But Dad on the other hand, well, I was dying to know where he had been
all weekend.

I glanced over my shoulder at Marcy, and
didn’t miss the fidgety way she was sitting.
 
She crossed and uncrossed her legs, and slid the butter knife around;
she just couldn’t sit still.
 
Her lips
kept parting as if she was about to say something, but then instead of
speaking, she shoved the last of her toast in her mouth.

“You ready to go?” she asked, around
another mouthful of toast.
 
She gave me
an overly bright smile, popped up from her chair, and made her way over to the
fridge, putting away the jam.

I snagged an apple from the crisper.
 
“Yeah, I guess,” I said, and shut the
fridge.
 
I dragged myself over to my
coffee, and snapped the lid onto my travel mug.
 
I shouldered my bag, and with a quick glance around, finding nothing
that could delay leaving, I followed her out the door, and locked it.

Not having a car sucked.
 
It wasn’t a bad day outside, but this whole
walking to school thing was not for me.
 
I really wasn’t an exercise kind of girl, especially not in the morning.

The air was relatively warm for September,
although by no means was it hot.
 
I could
already see the small goose bumps popping up on Marcy’s bare arms as we walked
against the breeze.
 
The forest was a bit
more red than it had been on Friday and a few leaves had already fallen,
scattering the gravel path with rich fall colors.

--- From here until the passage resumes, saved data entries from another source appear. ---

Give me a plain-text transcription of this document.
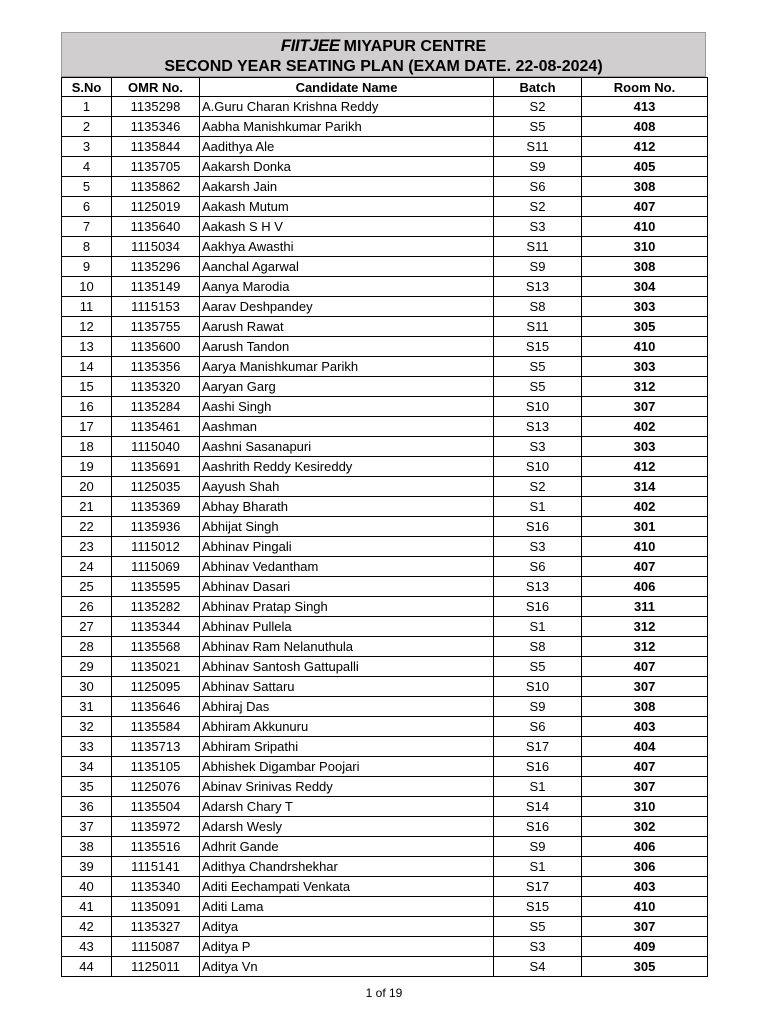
FIITJEE MIYAPUR CENTRE
SECOND YEAR SEATING PLAN (EXAM DATE. 22-08-2024)
S.No	OMR No.	Candidate Name	Batch	Room No.
1	1135298	A.Guru Charan Krishna Reddy	S2	413
2	1135346	Aabha Manishkumar Parikh	S5	408
3	1135844	Aadithya Ale	S11	412
4	1135705	Aakarsh Donka	S9	405
5	1135862	Aakarsh Jain	S6	308
6	1125019	Aakash Mutum	S2	407
7	1135640	Aakash S H V	S3	410
8	1115034	Aakhya Awasthi	S11	310
9	1135296	Aanchal Agarwal	S9	308
10	1135149	Aanya Marodia	S13	304
11	1115153	Aarav Deshpandey	S8	303
12	1135755	Aarush Rawat	S11	305
13	1135600	Aarush Tandon	S15	410
14	1135356	Aarya Manishkumar Parikh	S5	303
15	1135320	Aaryan Garg	S5	312
16	1135284	Aashi Singh	S10	307
17	1135461	Aashman	S13	402
18	1115040	Aashni Sasanapuri	S3	303
19	1135691	Aashrith Reddy Kesireddy	S10	412
20	1125035	Aayush Shah	S2	314
21	1135369	Abhay Bharath	S1	402
22	1135936	Abhijat Singh	S16	301
23	1115012	Abhinav Pingali	S3	410
24	1115069	Abhinav Vedantham	S6	407
25	1135595	Abhinav Dasari	S13	406
26	1135282	Abhinav Pratap Singh	S16	311
27	1135344	Abhinav Pullela	S1	312
28	1135568	Abhinav Ram Nelanuthula	S8	312
29	1135021	Abhinav Santosh Gattupalli	S5	407
30	1125095	Abhinav Sattaru	S10	307
31	1135646	Abhiraj Das	S9	308
32	1135584	Abhiram Akkunuru	S6	403
33	1135713	Abhiram Sripathi	S17	404
34	1135105	Abhishek Digambar Poojari	S16	407
35	1125076	Abinav Srinivas Reddy	S1	307
36	1135504	Adarsh Chary T	S14	310
37	1135972	Adarsh Wesly	S16	302
38	1135516	Adhrit Gande	S9	406
39	1115141	Adithya Chandrshekhar	S1	306
40	1135340	Aditi Eechampati Venkata	S17	403
41	1135091	Aditi Lama	S15	410
42	1135327	Aditya	S5	307
43	1115087	Aditya P	S3	409
44	1125011	Aditya Vn	S4	305
1 of 19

“I talked to Dominic,” Marcy said casually,
breaking the silence.

Hearing his name made a vein at my temple
throb like a pulse, and I really didn’t know if it was because I was nervous
about seeing him, or if it was because he talked to Marcy about me.
 
I cut her a look and said, “Don’t want to
hear about it, Mac.”

She grabbed my wrist, pulling me to a
stop.
 
“He told me about this Aidan guy.”

I groaned and shook her hand off.
 
“He’s over reacting.
 
I met the guy for like thirty seconds and I
haven’t seen him since.”
 
I shrugged my
shoulders, and took a deep gulp of coffee as I started walking again.
 
The gravel crunching under my shoes suddenly
sounded too loud.
 
“And besides that, Aidan
was only trying to foil Dominic’s kidnapping attempt.”

Marcy laughed.
 
Hard.
 
So hard that she actually
snorted.
 
“Wow, seriously?
 
And you say I’m dramatic,” she said, and shot
me a rueful look.
 
I opened my mouth to
snap out a defense, but she threw her hands up and silenced me with a hard
glare.
 
Her laughter died instantly.
 
“Don’t even try it.
 
Dom told me the whole story.”

Two years had gone by without so much as a
glance from my former best friend, and now this.
 
I huffed noisily.
 
And men said women were confusing.
 
“Why does he even care?
 
If I
was
into this guy, what does it matter to him?”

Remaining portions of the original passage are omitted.